Students and Kingston community come together to fight

Image by: Herbert Wang
$12,000 raised at Stop the Chop Gala in November.

The battle for the unused former Davis Tannery land in Kingston has been taken to the Ontario Land Tribunal.

After winning a Kingston City Council vote against developer Jay Patry in September 2022, No Clear Cuts Kingston is taking the developer on again at the Ontario Land Tribunal for a hearing predicted to last weeks. No Clear Cuts Kingston spent the last few months fundraising with the support of Queen’s students.

The case between Patry and No Clear Cuts Kingston isn’t new. Patry is arguing his proposed development of the 37 acres in question will relieve pressure from Kingston’s strained housing market, while No Clear Cuts Kingston believes the existing wetlands are vital for the wellbeing of the Kingston community.

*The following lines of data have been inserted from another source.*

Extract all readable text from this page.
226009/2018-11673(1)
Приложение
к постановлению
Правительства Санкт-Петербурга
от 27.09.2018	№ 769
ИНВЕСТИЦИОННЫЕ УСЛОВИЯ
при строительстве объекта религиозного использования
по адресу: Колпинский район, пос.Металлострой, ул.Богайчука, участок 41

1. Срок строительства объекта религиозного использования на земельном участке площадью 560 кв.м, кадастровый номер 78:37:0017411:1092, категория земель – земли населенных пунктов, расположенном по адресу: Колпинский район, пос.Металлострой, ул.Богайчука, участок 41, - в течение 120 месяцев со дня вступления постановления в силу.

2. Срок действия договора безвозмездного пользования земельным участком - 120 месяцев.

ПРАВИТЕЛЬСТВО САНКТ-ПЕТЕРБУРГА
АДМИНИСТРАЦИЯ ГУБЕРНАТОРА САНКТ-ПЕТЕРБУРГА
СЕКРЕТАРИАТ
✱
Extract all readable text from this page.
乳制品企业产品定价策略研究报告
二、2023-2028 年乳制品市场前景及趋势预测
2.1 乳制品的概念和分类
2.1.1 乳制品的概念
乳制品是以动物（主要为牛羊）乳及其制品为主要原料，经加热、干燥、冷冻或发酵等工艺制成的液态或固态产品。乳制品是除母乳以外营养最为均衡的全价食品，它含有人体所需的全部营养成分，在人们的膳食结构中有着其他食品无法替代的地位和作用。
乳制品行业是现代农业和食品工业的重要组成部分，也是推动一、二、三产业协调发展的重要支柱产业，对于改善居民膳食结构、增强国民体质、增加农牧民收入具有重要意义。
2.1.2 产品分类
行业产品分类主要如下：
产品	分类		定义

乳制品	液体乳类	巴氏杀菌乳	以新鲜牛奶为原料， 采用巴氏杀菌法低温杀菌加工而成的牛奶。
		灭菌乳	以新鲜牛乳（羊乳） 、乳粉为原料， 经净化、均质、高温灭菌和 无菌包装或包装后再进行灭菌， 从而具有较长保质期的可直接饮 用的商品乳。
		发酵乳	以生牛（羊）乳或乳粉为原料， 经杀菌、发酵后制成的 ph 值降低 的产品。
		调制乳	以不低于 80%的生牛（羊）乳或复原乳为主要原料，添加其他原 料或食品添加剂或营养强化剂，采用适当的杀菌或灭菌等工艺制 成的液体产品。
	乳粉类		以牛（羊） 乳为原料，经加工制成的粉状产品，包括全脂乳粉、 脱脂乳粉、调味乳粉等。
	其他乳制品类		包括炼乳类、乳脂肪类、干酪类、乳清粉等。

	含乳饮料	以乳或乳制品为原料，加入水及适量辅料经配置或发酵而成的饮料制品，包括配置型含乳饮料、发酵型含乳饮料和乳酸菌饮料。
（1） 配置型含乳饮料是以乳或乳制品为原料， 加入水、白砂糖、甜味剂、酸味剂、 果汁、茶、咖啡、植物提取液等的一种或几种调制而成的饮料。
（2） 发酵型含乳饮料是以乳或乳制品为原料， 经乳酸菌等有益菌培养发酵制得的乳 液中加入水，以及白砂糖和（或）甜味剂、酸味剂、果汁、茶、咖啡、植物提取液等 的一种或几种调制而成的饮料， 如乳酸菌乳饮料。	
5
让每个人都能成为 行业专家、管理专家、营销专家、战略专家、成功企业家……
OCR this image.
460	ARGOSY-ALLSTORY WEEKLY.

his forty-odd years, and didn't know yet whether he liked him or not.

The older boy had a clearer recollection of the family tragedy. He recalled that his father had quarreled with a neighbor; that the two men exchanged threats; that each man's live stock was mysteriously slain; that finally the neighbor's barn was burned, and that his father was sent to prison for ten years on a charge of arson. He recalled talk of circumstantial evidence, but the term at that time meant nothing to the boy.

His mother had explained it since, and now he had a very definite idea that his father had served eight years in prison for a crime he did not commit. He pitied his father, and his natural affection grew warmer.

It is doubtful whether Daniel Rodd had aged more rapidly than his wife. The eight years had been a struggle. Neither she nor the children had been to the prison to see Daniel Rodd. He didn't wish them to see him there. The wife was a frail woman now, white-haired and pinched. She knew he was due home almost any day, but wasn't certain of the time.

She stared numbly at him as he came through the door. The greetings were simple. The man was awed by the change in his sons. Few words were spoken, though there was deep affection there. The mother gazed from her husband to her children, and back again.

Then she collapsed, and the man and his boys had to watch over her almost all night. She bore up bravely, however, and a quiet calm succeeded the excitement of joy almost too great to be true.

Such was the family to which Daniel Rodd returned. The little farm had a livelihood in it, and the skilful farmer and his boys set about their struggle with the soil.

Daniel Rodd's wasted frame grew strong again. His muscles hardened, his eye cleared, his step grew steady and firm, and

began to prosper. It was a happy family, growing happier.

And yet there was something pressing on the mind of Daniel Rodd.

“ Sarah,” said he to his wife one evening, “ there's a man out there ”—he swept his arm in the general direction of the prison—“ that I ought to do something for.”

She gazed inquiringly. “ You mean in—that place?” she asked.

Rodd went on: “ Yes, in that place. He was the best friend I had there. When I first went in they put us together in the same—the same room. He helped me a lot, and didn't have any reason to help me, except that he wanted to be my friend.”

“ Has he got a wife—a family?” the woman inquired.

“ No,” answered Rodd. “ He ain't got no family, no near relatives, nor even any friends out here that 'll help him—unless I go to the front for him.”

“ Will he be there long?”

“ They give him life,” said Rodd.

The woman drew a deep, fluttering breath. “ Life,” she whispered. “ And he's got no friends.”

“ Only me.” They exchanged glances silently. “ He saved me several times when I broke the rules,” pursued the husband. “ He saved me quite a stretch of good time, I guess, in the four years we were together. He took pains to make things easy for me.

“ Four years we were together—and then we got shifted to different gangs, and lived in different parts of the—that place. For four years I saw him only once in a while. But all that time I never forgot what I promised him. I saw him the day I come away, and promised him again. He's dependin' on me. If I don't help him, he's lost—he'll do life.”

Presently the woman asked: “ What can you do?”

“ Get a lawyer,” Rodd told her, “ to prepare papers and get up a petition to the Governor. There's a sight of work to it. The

Queen’s students, including the AMS Commission of Environmental Sustainability and Queen’s Backing Action on the Climate Crisis (QBACC), raised money to help No Clear Cuts pay for expert witnesses at the upcoming tribunal. Students across Queen’s hosted a “Stop the Chop Gala” in November, which raised approximately $12,000 in one night.

READ MORE: Stop the Chop Gala wants to axe developer’s plans

For QBACC Co-President Sienna Margorian, ConEd ’24, housing is a problem, but Margorian cast uncertainty on Patry’s development as a solution.

“Patry Inc. has a history of not maintaining units properly. A few years ago, one of the units burned down because it wasn’t properly maintained,” Margorian said in an interview with The Journal.

Jay Patry Enterprises Inc. was fined $60,000 in 2015 after pleading guilty to not fulfilling measures in the Construction Projects Regulation, after a fire broke out at one of their construction sites. Jay Patry was identified in 2015 as an owner.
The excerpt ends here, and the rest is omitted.